Mikado Ultraviolet light feeder to bardzo przyjemny, lekki feederek o ile lubicie kluskowate parabole. Z pewnością nie sprawdzi się na dużych uciągach, oraz jako narzędzie do zarzucania cięzkimi koszykami. Małe i nisko osadzone przelotki nie pomogą też przy osiąganiu dłuższych dystansów podczas rzutów. To co jest warte podkreślenia to bardzo czułe szczytówki, których CW zaczyna się od 0,5
Są one bardziej czułe niż w nie jednym pickerze! Jednak szczytówki to nie wszystko. Choć wędka dość dobrze leży w dłoni i przyjemnie sie nią operuje – całość nie zachwyca jakością wykonania. Przelotki zdarzają się być niechlujnie montowane (położenie omotki), a ich jakość też pozostawia do życzenia. Korek jest bardzo przeciętnej jakości. Ale wędka jest łowna – testowałem ją na Warcie w klatkach. Idealnie sygnalizuje brania i bez problemu można zaciąc rybę. Ładnie, głęboko pracuje pod rybą, co sprawia, że trudno spiąc na niej rybę. Przy próbie użycia wędki w nurcie, w warkoczu za ostrogą – pojawiły się problemy. W mojej opinii wedka ma zawyżony CW – pewnie, przy zachowaniu absolutnej uwagi da się wyrzucić koszyk o wadze 90gr. (sumarycznie, z zanętą), ale moim zdaniem wędka powinna posiadac pewien zapas.

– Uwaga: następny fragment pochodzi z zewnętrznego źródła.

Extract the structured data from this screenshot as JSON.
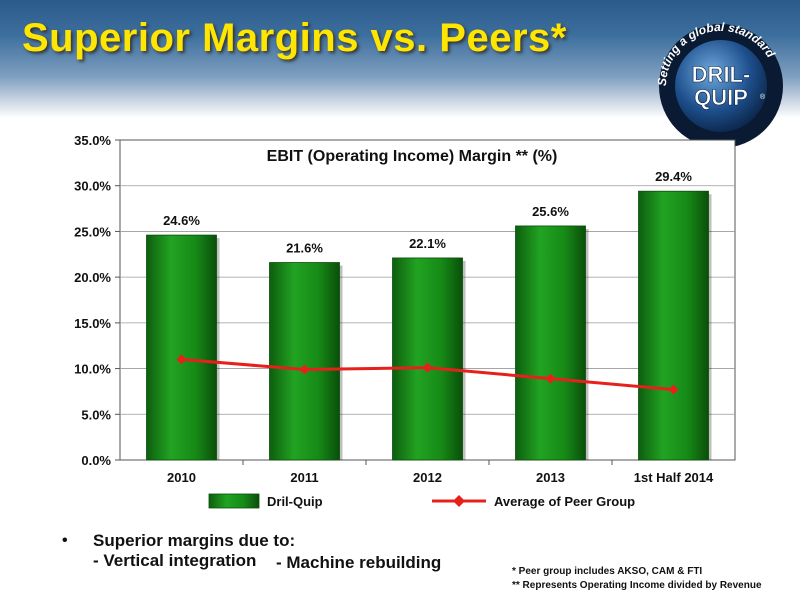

Raczej nie wyobrażam sobie łowienia, w którym musimy przy każdym ruchu sie starać aby wędka nie pękła przy wyrzucie. W mojej opinii to jej górne CW = 70gr. Kolejny problem, jaki powstał przy łowieniu w nurcie – to jej wygięcie przez nurt. Gdy juz udało się wyrzucić – wędka została dość mocno wygięta i znieczulona przez nurt. To nie jest kij, który pozwoli nam komfortowo łowic w nurcie. Ale poza nurtem, na spokojnej wodzie – jest niezły! Myślę, że doskonale by się sprawdzał przy metodzie, na wodzie stojącej.